Me & my boyfriend are really considering moving to New Zealand. I haven't done much research so I thought I should ask people that have moved & are living there now. I don't have any children just my cat. :3
Could you give us an estimate on how much it would cost? I'm mainly looking to rent. I also don't have a specific city in mind. How would we start to get the ball rolling visa wise? How are colleges? Is it super hard to find a job even a retail one? 
Thanks!


----------



## Kimbella (Jul 4, 2013)

JenRyan said:


> Hello all,
> 
> Me & my boyfriend are really considering moving to New Zealand. I haven't done much research so I thought I should ask people that have moved & are living there now. I don't have any children just my cat. :3
> Could you give us an estimate on how much it would cost? I'm mainly looking to rent. I also don't have a specific city in mind. How would we start to get the ball rolling visa wise? How are colleges? Is it super hard to find a job even a retail one?
> Thanks!


It's going to be hard to really give you any specifics without you having at least some idea of why you want to move here, i.e., want to move to Wellington to attend WETA workshops, move to Auckland to build yachts, move to Christchurch to rebuild the city, move to Dunedin to study at Otago Uni...

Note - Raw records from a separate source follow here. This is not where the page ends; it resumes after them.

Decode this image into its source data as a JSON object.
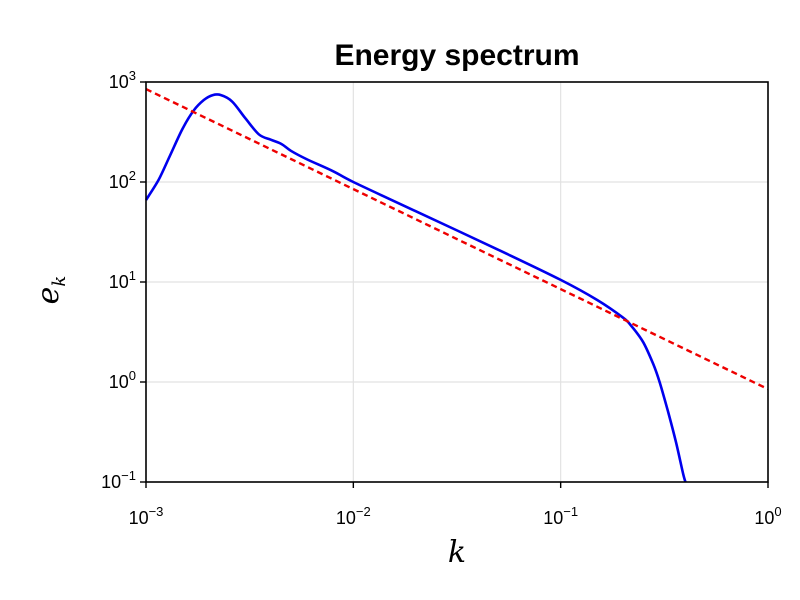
{
  "chart_data": {
    "type": "line",
    "title": "Energy spectrum",
    "xlabel": "k",
    "ylabel_base": "e",
    "ylabel_sub": "k",
    "x_scale": "log",
    "y_scale": "log",
    "xlim": [
      0.001,
      1
    ],
    "ylim": [
      0.1,
      1000
    ],
    "grid": true,
    "legend": "none",
    "x_ticks": [
      {
        "value": 0.001,
        "base": "10",
        "exp": "−3"
      },
      {
        "value": 0.01,
        "base": "10",
        "exp": "−2"
      },
      {
        "value": 0.1,
        "base": "10",
        "exp": "−1"
      },
      {
        "value": 1,
        "base": "10",
        "exp": "0"
      }
    ],
    "y_ticks": [
      {
        "value": 0.1,
        "base": "10",
        "exp": "−1"
      },
      {
        "value": 1,
        "base": "10",
        "exp": "0"
      },
      {
        "value": 10,
        "base": "10",
        "exp": "1"
      },
      {
        "value": 100,
        "base": "10",
        "exp": "2"
      },
      {
        "value": 1000,
        "base": "10",
        "exp": "3"
      }
    ],
    "series": [
      {
        "style": "solid",
        "color": "#0000ee",
        "points": [
          [
            0.001,
            66
          ],
          [
            0.00115,
            105
          ],
          [
            0.0013,
            180
          ],
          [
            0.0015,
            340
          ],
          [
            0.0017,
            520
          ],
          [
            0.0019,
            660
          ],
          [
            0.0021,
            740
          ],
          [
            0.0023,
            740
          ],
          [
            0.0026,
            640
          ],
          [
            0.003,
            440
          ],
          [
            0.0035,
            300
          ],
          [
            0.004,
            265
          ],
          [
            0.0045,
            240
          ],
          [
            0.005,
            205
          ],
          [
            0.006,
            168
          ],
          [
            0.008,
            128
          ],
          [
            0.01,
            100
          ],
          [
            0.02,
            51
          ],
          [
            0.05,
            21
          ],
          [
            0.1,
            10.5
          ],
          [
            0.15,
            6.6
          ],
          [
            0.2,
            4.4
          ],
          [
            0.22,
            3.6
          ],
          [
            0.25,
            2.5
          ],
          [
            0.28,
            1.5
          ],
          [
            0.3,
            1.0
          ],
          [
            0.33,
            0.5
          ],
          [
            0.36,
            0.25
          ],
          [
            0.39,
            0.12
          ],
          [
            0.4,
            0.1
          ]
        ]
      },
      {
        "style": "dashed",
        "color": "#ee0000",
        "points": [
          [
            0.001,
            850
          ],
          [
            1,
            0.85
          ]
        ]
      }
    ]
  }
}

First I suggest you go to the INZ website (Immigration New Zealand) and use their Visa tool to help you find one that suits your circumstances--no one but you will know the answers to what Visa will get you here (if any).

So, to the question about cost, that is going to depend on the Visa, you will need to use the INZ website to find which one suits your circumstances. A work Visa can range from around $270 and up.

Rent is also going to depend very much on where you live. The more populated areas can be quite pricey to rent or even buy in: Auckland and Christchurch at the moment, but the further south you go, the rent generally gets cheaper (and the weather usually gets worse). Go to the site TradeMe and look at property rentals to get an idea of what you'll be looking at, price wise, and what that will get you. Understand that NZ does not generally have "apartment" living as we know it in the US, they don't have huge blocks of sprawling apartment complexes to provide cheap and easy housing... maybe parts of Auckland, but definitely not here in the S Island... 

Colleges are fine, but unless you get residency, you'll be paying international student prices for tuition which can be extremely expensive.

Finding a job can be difficult (but not always), the immigration laws here provide security to kiwis in that "legally" jobs are supposed to be offered to qualified kiwis first before non-nationals can be offered the job. Depending on your age, you might want to look at the INZ website and check out the Working Holiday Visa. It may give you the answers you need on how to get here, what sort of work you can do, and the flexibility you need.

Hope this helps somewhat! You really will need to focus your own vision a bit in order to decide on what you want to do, where you want to be, and how to go about making it a reality.

Cheers!


----------



## JenRyan (Feb 12, 2014)

Thank you I really appreciate the answer back. I'm about to look into the different visa's now & will post my results.


----------